Revista Exame

Assolada pela Lava-Jato, Camargo Corrêa busca redesenho

Enquanto paga o preço de seu envolvimento na corrupção na Petrobras, a Camargo Corrêa inicia um processo que pode mudar a cara do grupo. A urgência é grande


	 Usina Angra 3: a Camargo vai pagar multa por irregularidades para obter contratos públicos
 (Divulgação/Eletronuclear)

Usina Angra 3: a Camargo vai pagar multa por irregularidades para obter contratos públicos (Divulgação/Eletronuclear)

DR

Da Redação

Publicado em 24 de novembro de 2015 às 04h56.

São Paulo — Os últimos cinco meses foram particularmente tensos para a família Camargo, controladora do grupo Camargo Corrêa. Instalou-se ali um modelo de gestão típico de empresas em crise. O número de reuniões dos conselhos de administração do grupo e da empresa que reúne o patrimônio pessoal dos acionistas, a Morro Vermelho Participações, quase dobrou.
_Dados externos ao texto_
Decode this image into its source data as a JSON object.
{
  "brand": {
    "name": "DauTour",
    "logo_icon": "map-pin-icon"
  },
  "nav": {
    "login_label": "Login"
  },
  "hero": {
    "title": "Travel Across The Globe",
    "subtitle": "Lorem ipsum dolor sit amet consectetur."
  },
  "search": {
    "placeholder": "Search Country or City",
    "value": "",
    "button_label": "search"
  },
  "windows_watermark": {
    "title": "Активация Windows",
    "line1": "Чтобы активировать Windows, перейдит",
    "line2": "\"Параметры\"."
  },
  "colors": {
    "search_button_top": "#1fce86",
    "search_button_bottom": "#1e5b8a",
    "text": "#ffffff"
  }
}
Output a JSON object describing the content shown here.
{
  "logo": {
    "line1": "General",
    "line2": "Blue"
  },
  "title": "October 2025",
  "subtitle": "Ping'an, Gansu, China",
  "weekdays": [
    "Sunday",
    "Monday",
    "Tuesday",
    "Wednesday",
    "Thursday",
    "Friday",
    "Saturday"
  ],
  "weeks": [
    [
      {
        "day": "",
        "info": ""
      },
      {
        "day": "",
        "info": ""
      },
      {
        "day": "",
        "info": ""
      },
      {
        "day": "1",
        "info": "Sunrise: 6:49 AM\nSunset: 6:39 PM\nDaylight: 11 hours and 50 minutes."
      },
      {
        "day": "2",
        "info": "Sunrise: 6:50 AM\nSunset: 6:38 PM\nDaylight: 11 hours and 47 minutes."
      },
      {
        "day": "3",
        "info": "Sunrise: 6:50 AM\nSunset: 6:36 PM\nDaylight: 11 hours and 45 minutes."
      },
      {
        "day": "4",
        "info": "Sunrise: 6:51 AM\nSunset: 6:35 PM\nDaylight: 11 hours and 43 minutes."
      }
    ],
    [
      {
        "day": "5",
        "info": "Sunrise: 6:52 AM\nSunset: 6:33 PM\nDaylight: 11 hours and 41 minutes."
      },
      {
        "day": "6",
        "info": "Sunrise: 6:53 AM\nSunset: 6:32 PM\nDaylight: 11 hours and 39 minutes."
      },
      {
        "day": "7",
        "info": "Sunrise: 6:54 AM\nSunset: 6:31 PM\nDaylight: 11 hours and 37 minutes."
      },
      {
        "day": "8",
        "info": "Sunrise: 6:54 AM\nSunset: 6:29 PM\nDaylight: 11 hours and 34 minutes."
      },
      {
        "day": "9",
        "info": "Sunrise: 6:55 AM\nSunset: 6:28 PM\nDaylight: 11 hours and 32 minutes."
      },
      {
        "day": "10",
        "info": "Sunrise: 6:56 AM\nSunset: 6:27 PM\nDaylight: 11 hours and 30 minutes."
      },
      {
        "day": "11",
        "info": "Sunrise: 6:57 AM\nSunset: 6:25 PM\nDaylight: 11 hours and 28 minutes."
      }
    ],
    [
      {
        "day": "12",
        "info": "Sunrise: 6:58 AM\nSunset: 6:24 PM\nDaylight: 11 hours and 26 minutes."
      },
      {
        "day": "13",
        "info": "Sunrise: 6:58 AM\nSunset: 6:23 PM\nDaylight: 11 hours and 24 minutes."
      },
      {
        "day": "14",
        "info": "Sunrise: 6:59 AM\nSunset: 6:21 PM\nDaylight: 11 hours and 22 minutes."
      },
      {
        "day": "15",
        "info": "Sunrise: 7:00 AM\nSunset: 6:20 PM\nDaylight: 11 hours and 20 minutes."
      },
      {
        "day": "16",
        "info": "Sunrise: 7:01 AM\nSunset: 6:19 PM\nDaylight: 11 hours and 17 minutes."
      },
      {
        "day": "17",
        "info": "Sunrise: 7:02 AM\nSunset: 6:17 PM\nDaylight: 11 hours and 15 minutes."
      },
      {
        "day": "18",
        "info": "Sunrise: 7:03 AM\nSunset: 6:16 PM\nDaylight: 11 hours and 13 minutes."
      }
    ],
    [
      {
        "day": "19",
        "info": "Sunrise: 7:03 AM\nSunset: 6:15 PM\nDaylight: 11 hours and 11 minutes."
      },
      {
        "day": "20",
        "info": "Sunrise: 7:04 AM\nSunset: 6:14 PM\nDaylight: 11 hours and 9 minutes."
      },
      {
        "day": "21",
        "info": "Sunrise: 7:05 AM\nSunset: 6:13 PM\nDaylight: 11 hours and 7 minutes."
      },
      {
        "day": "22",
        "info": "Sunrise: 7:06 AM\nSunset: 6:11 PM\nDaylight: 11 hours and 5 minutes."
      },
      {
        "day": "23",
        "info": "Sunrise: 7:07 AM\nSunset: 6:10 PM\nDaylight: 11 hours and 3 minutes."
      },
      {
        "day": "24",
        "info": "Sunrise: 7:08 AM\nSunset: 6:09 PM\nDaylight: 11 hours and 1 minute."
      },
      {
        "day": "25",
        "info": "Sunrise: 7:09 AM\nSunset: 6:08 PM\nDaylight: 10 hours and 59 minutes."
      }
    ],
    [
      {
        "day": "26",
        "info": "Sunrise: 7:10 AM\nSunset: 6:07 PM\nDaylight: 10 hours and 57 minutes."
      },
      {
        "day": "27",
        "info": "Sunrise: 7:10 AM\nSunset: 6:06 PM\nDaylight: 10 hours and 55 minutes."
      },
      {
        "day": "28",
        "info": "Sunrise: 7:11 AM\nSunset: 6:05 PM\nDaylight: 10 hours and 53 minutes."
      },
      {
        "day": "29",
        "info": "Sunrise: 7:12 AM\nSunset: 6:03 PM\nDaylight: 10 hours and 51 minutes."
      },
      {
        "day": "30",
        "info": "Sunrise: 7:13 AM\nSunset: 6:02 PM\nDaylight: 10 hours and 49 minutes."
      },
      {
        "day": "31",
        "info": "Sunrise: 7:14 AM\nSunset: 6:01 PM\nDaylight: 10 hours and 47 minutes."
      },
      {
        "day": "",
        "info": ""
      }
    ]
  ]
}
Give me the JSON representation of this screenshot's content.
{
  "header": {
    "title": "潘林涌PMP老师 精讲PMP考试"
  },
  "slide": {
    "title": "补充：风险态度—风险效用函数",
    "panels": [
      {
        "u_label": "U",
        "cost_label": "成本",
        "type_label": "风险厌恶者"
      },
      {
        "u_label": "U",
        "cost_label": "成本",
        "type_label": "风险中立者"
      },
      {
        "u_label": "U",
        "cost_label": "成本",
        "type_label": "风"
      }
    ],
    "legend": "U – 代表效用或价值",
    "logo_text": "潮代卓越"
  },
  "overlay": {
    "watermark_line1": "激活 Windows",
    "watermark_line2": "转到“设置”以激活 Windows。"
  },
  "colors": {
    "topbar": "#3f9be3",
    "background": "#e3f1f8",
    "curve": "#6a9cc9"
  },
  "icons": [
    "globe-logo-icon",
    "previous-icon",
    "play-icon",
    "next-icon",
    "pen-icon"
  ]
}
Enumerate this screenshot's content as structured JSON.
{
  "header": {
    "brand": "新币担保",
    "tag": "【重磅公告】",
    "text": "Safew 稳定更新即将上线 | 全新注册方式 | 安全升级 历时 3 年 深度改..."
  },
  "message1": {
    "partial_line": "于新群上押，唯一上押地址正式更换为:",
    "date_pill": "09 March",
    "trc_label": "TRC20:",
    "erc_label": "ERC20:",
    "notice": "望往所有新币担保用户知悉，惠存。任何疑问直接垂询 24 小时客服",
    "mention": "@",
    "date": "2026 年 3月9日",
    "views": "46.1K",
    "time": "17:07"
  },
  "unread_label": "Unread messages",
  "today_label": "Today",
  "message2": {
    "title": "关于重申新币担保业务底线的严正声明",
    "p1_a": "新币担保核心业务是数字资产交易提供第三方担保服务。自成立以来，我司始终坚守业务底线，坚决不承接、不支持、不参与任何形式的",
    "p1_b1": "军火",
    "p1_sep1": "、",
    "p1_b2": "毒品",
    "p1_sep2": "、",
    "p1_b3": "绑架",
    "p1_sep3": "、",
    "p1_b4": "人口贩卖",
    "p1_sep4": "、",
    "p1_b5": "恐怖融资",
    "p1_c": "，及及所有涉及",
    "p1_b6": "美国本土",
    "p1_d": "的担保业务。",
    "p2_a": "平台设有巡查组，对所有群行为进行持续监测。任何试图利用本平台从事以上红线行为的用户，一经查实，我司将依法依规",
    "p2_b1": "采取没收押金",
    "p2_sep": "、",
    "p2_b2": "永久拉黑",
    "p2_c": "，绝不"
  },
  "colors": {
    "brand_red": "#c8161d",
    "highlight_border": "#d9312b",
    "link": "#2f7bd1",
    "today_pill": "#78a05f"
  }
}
Em tempos normais, os conselhos se reuniam uma vez por mês. Mas, nos últimos cinco meses, foram pelo menos nove encontros formais. Pela primeira vez, a terceira geração de acionistas — os netos do fundador Sebastião Camargo e seus cônjuges — assumiu integralmente as funções que eram exercidas por seus pais em conselhos e diretorias das empresas do grupo.

Em pauta, apenas dois assuntos: a Operação Lava-Jato e a transformação por que o grupo Camargo Corrêa passará em função dela. Algumas das principais decisões tomadas pela família Camargo nessas reuniões se tornaram públicas.

A mais importante delas foi um acordo com o Ministério Público Federal e o Cade, órgão de defesa da concorrência que investiga o suposto cartel de empreiteiras que operava na Petrobras. A Camargo comprometeu-se a colaborar com os órgãos públicos e a pagar multas que chegam a quase 1 bilhão de reais. Mas outras decisões ficaram sob o radar — embora não sejam menos relevantes.

A Camargo Corrêa é um conglomerado que fatura quase 30 bilhões de reais em negócios que vão desde chinelos e jeans até hidrelétricas e navios. A família definiu que, a partir de agora, a palavra de ordem é “encolher”. A primeira decisão da Camargo Corrêa é enxugar dramaticamente a construtora — negócio que deu origem ao grupo e que, na última década, enfiou-o em enrascadas com a Justiça.

Em junho, os executivos Artur Coutinho e Flávio Rimoli deixaram para trás décadas de carreira na fabricante de aviões Embraer e assumiram a construtora Camargo Corrêa como presidente e diretor de governança, respectivamente. Segundo executivos do grupo, ambos têm um grau de autonomia jamais visto na história do grupo.

Coutinho substituiu Dalton Avancini, que foi preso na Lava-Jato, e contratou duas consultorias para reduzir equipes e simplificar processos (quer eliminar quase um nível inteiro de gerência e está visitando todos os projetos no exterior). Rimoli assumiu a recém-criada diretoria de governança corporativa, uma das propostas da Camargo para convencer o Ministério Público de sua disposição de mudar.

Ele tem passe livre para se meter em qualquer assunto, contrato ou reunião. Pelo planejamento, o número de funcionários cairá de 17 000 para 7 000 em um ano — à medida que terminem as obras hoje em andamento, como a usina de Belo Monte e a refinaria Abreu e Lima. Ou seja, a construtora vai encolher pela metade e se concentrar em obras privadas (a empresa diz que “se ajusta às condições de mercado”).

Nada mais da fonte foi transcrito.